When it comes to the Washington Ladyhawks 12U fastpitch team, there’s an unmistakable aura that surrounds the team.
It’s a we-don’t-care-who-you-are sort of attitude players have carried onto the field, owning any ballpark like it was their own. Kind of like what they did Friday in a friendly game against the Hawaii 12U state championship team.
“They definitely carry a swagger when they play,” Ladyhawk coach Angela Morgan said of her team. “It’s been that way since they won the state championship.”
It’s a championship swagger the Ladyhawks carry. That swagger was ratcheted up a notch June 25-26 when the team overcame a late-game deficit to defeat Northwest Speed, 8-7, in the championship game in the Tri-Cities.
It’s an attitude built from knowing that hard work can overcome the obstacles in the game, and that no deficit or opponent is too much for them to overcome.
Ever since that championship game, the Ladyhawks feel they can own any field they play on. Any place can feel as much like home as Emerald Ridge High does for them at practice.

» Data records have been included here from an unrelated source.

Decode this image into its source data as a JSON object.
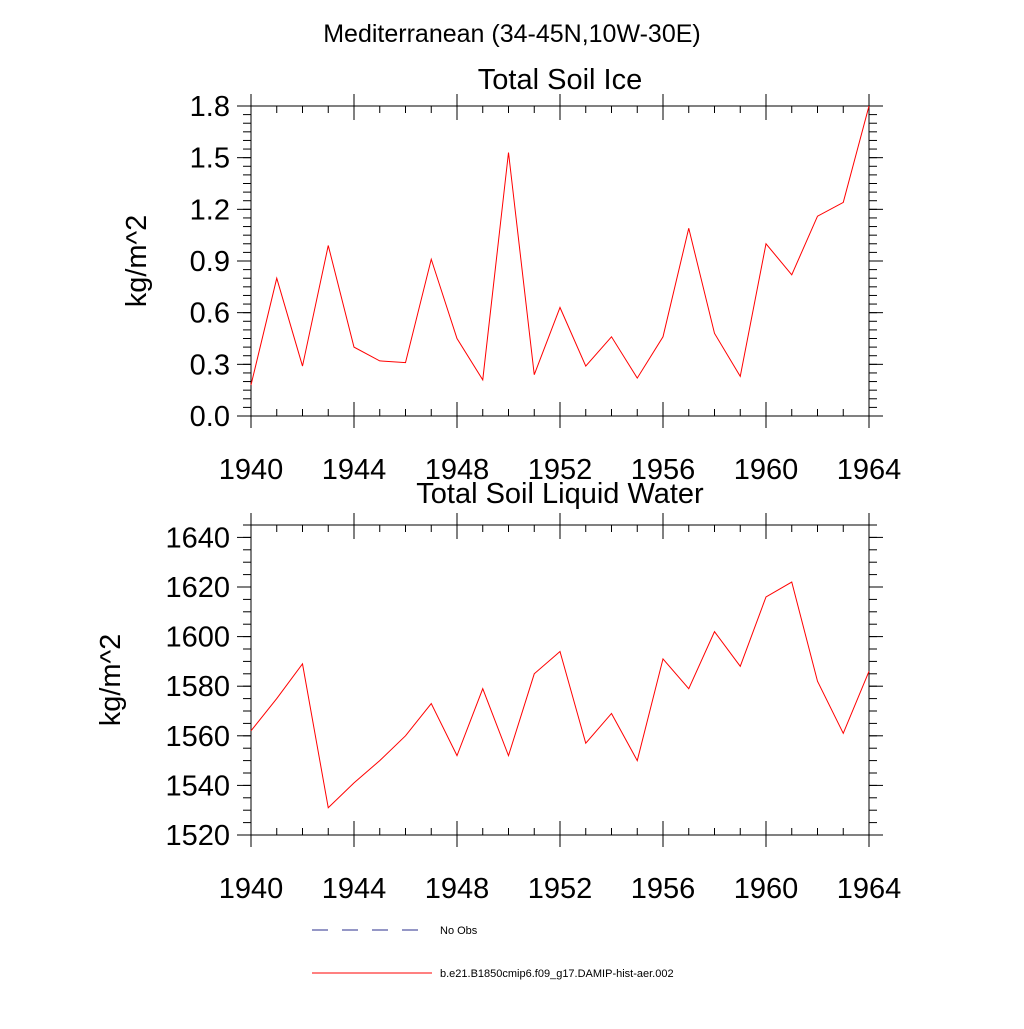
{
  "figure": {
    "title": "Mediterranean (34-45N,10W-30E)"
  },
  "legend": {
    "items": [
      {
        "label": "No Obs",
        "style": "dashed",
        "color": "#2b2f8c"
      },
      {
        "label": "b.e21.B1850cmip6.f09_g17.DAMIP-hist-aer.002",
        "style": "solid",
        "color": "#ff0000"
      }
    ]
  },
  "chart_data": [
    {
      "type": "line",
      "title": "Total Soil Ice",
      "xlabel": "",
      "ylabel": "kg/m^2",
      "xlim": [
        1940,
        1964
      ],
      "ylim": [
        0.0,
        1.8
      ],
      "xticks": [
        "1940",
        "1944",
        "1948",
        "1952",
        "1956",
        "1960",
        "1964"
      ],
      "yticks": [
        "0.0",
        "0.3",
        "0.6",
        "0.9",
        "1.2",
        "1.5",
        "1.8"
      ],
      "x": [
        1940,
        1941,
        1942,
        1943,
        1944,
        1945,
        1946,
        1947,
        1948,
        1949,
        1950,
        1951,
        1952,
        1953,
        1954,
        1955,
        1956,
        1957,
        1958,
        1959,
        1960,
        1961,
        1962,
        1963,
        1964
      ],
      "series": [
        {
          "color": "#ff0000",
          "values": [
            0.18,
            0.8,
            0.29,
            0.99,
            0.4,
            0.32,
            0.31,
            0.91,
            0.45,
            0.21,
            1.53,
            0.24,
            0.63,
            0.29,
            0.46,
            0.22,
            0.46,
            1.09,
            0.48,
            0.23,
            1.0,
            0.82,
            1.16,
            1.24,
            1.8
          ]
        }
      ]
    },
    {
      "type": "line",
      "title": "Total Soil Liquid Water",
      "xlabel": "",
      "ylabel": "kg/m^2",
      "xlim": [
        1940,
        1964
      ],
      "ylim": [
        1520,
        1645
      ],
      "xticks": [
        "1940",
        "1944",
        "1948",
        "1952",
        "1956",
        "1960",
        "1964"
      ],
      "yticks": [
        "1520",
        "1540",
        "1560",
        "1580",
        "1600",
        "1620",
        "1640"
      ],
      "x": [
        1940,
        1941,
        1942,
        1943,
        1944,
        1945,
        1946,
        1947,
        1948,
        1949,
        1950,
        1951,
        1952,
        1953,
        1954,
        1955,
        1956,
        1957,
        1958,
        1959,
        1960,
        1961,
        1962,
        1963,
        1964
      ],
      "series": [
        {
          "color": "#ff0000",
          "values": [
            1562,
            1575,
            1589,
            1531,
            1541,
            1550,
            1560,
            1573,
            1552,
            1579,
            1552,
            1585,
            1594,
            1557,
            1569,
            1550,
            1591,
            1579,
            1602,
            1588,
            1616,
            1622,
            1582,
            1561,
            1586
          ]
        }
      ]
    }
  ]
}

So when they came to play Hawaii on Friday, it didn’t matter the game was at Husky Softball Stadium at the University of Washington.

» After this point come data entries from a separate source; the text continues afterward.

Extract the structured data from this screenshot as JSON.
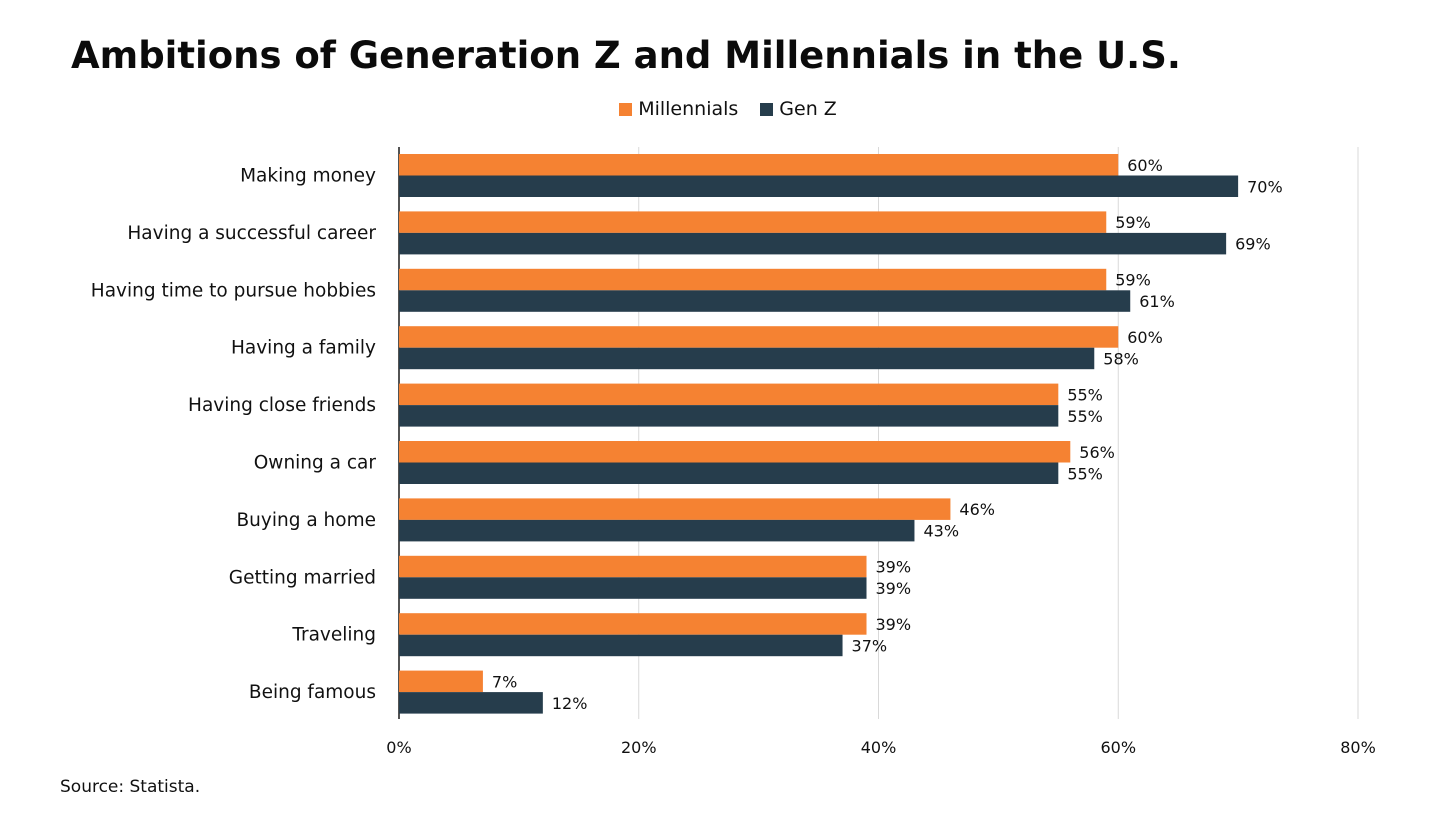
{
  "chart_data": {
    "type": "bar",
    "orientation": "horizontal",
    "title": "Ambitions of Generation Z and Millennials in the U.S.",
    "categories": [
      "Making money",
      "Having a successful career",
      "Having time to pursue hobbies",
      "Having a family",
      "Having close friends",
      "Owning a car",
      "Buying a home",
      "Getting married",
      "Traveling",
      "Being famous"
    ],
    "series": [
      {
        "name": "Millennials",
        "color": "#f58232",
        "values": [
          60,
          59,
          59,
          60,
          55,
          56,
          46,
          39,
          39,
          7
        ]
      },
      {
        "name": "Gen Z",
        "color": "#263d4c",
        "values": [
          70,
          69,
          61,
          58,
          55,
          55,
          43,
          39,
          37,
          12
        ]
      }
    ],
    "xlim": [
      0,
      80
    ],
    "xticks": [
      0,
      20,
      40,
      60,
      80
    ],
    "tick_suffix": "%",
    "value_suffix": "%",
    "grid": true,
    "legend_position": "top-center",
    "xlabel": "",
    "ylabel": ""
  },
  "source": "Source: Statista."
}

Thinking about past legends that stood on that field, and with dreams of becoming a star, positive thoughts flashed through players’ minds as they squared off against Hawaii.
“Most fun I ever had, by far,” shortstop Brooke Richards said. “Just being with my team that I love, and getting the chance to stand where Ali Aguilar stood (was) definitely cool. When I’m 18 (years old), maybe I’m coming back here to play at that stadium.”
The Ladyhawks owned Husky Stadium as they hammered six triples against Hawaii, proving that no matter the venue, these girls come ready to play.
And that attitude is only going benefit them this week as they march into the ASA 2016 Western National Tournament. Another championship win here will propel the girls into the ASA-USA National Tournament in late August.
“We’ve never played a team from Hawaii, (but) going out there and beating them — just going out there and doing what Ladyhawks do best (that is) playing to our full potential,” pitcher Kamryn Hyland said. “Being up there and having people cheer for us, it was really cool.”
When they hit the fields this week, they will carry with them that unmistakable swagger.
“With this group, they started out with a whole lot of (athleticism) and not a lot of softball experience,” Morgan said. “They’ve grown from a team in the fall to a group has come together as team.”